4.3. Dit verweer bestaat uit twee onderdelen. Het eerste stelt de vraag aan de orde of de door artikel 5:56 BW vereiste noodzakelijkheid kan voortvloeien uit eisen van verkeersveiligheid. Om de verkeersveiligheid te bevorderen, moet je adequate verkeersmaatregelen nemen en niet een beroep doen op het burenrecht, aldus [gedaagde]. Naar het oordeel van de voorzieningenrechter treft dit geen doel. In de eerste plaats kunnen adequate verkeersmaatregelen bestaan uit het bepalen van een tracé, waarvoor in voorkomend geval vragen van eigendom, gebruik, etc. aan de orde kunnen komen, die dan uiteraard ook met respectering van de betrokken bepalingen uit het Burgerlijk Wetboek moeten worden opgelost. In de tweede plaats sluit artikel 5:56 BW een noodzaak, die voortvloeit uit omstandigheden van verkeersveiligheid, geenszins uit. De betrokken wetsbepaling is - kennelijk door de wetgever bewust - zeer algemeen geformuleerd. De bepaling vereist ook niet dat sprake is van “naburige erven”, zoals dat met andere bepalingen uit Titel 4 van Boek 5 wèl het geval is wanneer daartoe aanleiding bestond, zodat er geen reden is aan het beeld (uit de Parlementaire geschiedenis) van een steiger of ladder, die op het terrein van een buurman moet worden geplaatst, een verdergaande betekenis dan louter die van een voorbeeld toe te kennen.

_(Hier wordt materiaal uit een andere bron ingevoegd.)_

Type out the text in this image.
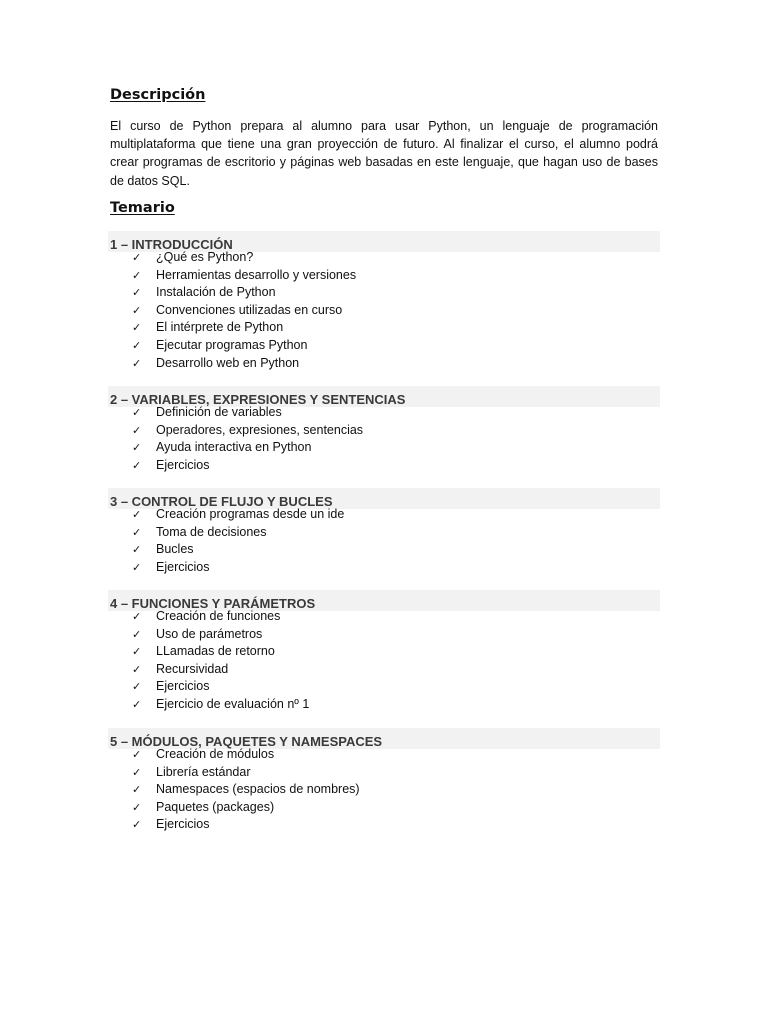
Descripción
El curso de Python prepara al alumno para usar Python, un lenguaje de programación multiplataforma que tiene una gran proyección de futuro. Al finalizar el curso, el alumno podrá crear programas de escritorio y páginas web basadas en este lenguaje, que hagan uso de bases de datos SQL.
Temario
1 – INTRODUCCIÓN
✓ ¿Qué es Python?
✓ Herramientas desarrollo y versiones
✓ Instalación de Python
✓ Convenciones utilizadas en curso
✓ El intérprete de Python
✓ Ejecutar programas Python
✓ Desarrollo web en Python
2 – VARIABLES, EXPRESIONES Y SENTENCIAS
✓ Definición de variables
✓ Operadores, expresiones, sentencias
✓ Ayuda interactiva en Python
✓ Ejercicios
3 – CONTROL DE FLUJO Y BUCLES
✓ Creación programas desde un ide
✓ Toma de decisiones
✓ Bucles
✓ Ejercicios
4 – FUNCIONES Y PARÁMETROS
✓ Creación de funciones
✓ Uso de parámetros
✓ LLamadas de retorno
✓ Recursividad
✓ Ejercicios
✓ Ejercicio de evaluación nº 1
5 – MÓDULOS, PAQUETES Y NAMESPACES
✓ Creación de módulos
✓ Librería estándar
✓ Namespaces (espacios de nombres)
✓ Paquetes (packages)
✓ Ejercicios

4.4. Het tweede onderdeel van dit verweer ziet op de stelling van [gedaagde] dat er adequate alternatieven zijn, waarbij geen gebruik van zijn grond behoeft te worden gemaakt. [gedaagde] heeft die drie alternatieven, door hem aangeduid met A, B en C, op een kaart aangewezen. Ook dit onderdeel van het verweer faalt. De gemeente heeft immers aangevoerd en laten zien dat in alternatief A het bouwverkeer langs de school zal moeten gaan, hetgeen iedereen juist wil voorkomen.
4.5. De alternatieven B en C zien op de route langs de Zevenbergseweg en de Nieuwe Heistraat c.q. de Heistraat. De gemeente heeft echter - hetgeen als zodanig niet door [gedaagde] is betwist - aangevoerd dat die wegen op plaatsen erg smal is en wel zodanig dat het bezwaarlijk is voor tegemoetkomend verkeer om elkaar te passeren, terwijl de huizen, die aan die wegen staan, vaak erg dicht op de weg staan, zodat ook in dat geval de verkeersveiligheid en de veiligheid van aanwonenden in het geding is. Ook dit onderdeel van het verweer treft daarom geen doel.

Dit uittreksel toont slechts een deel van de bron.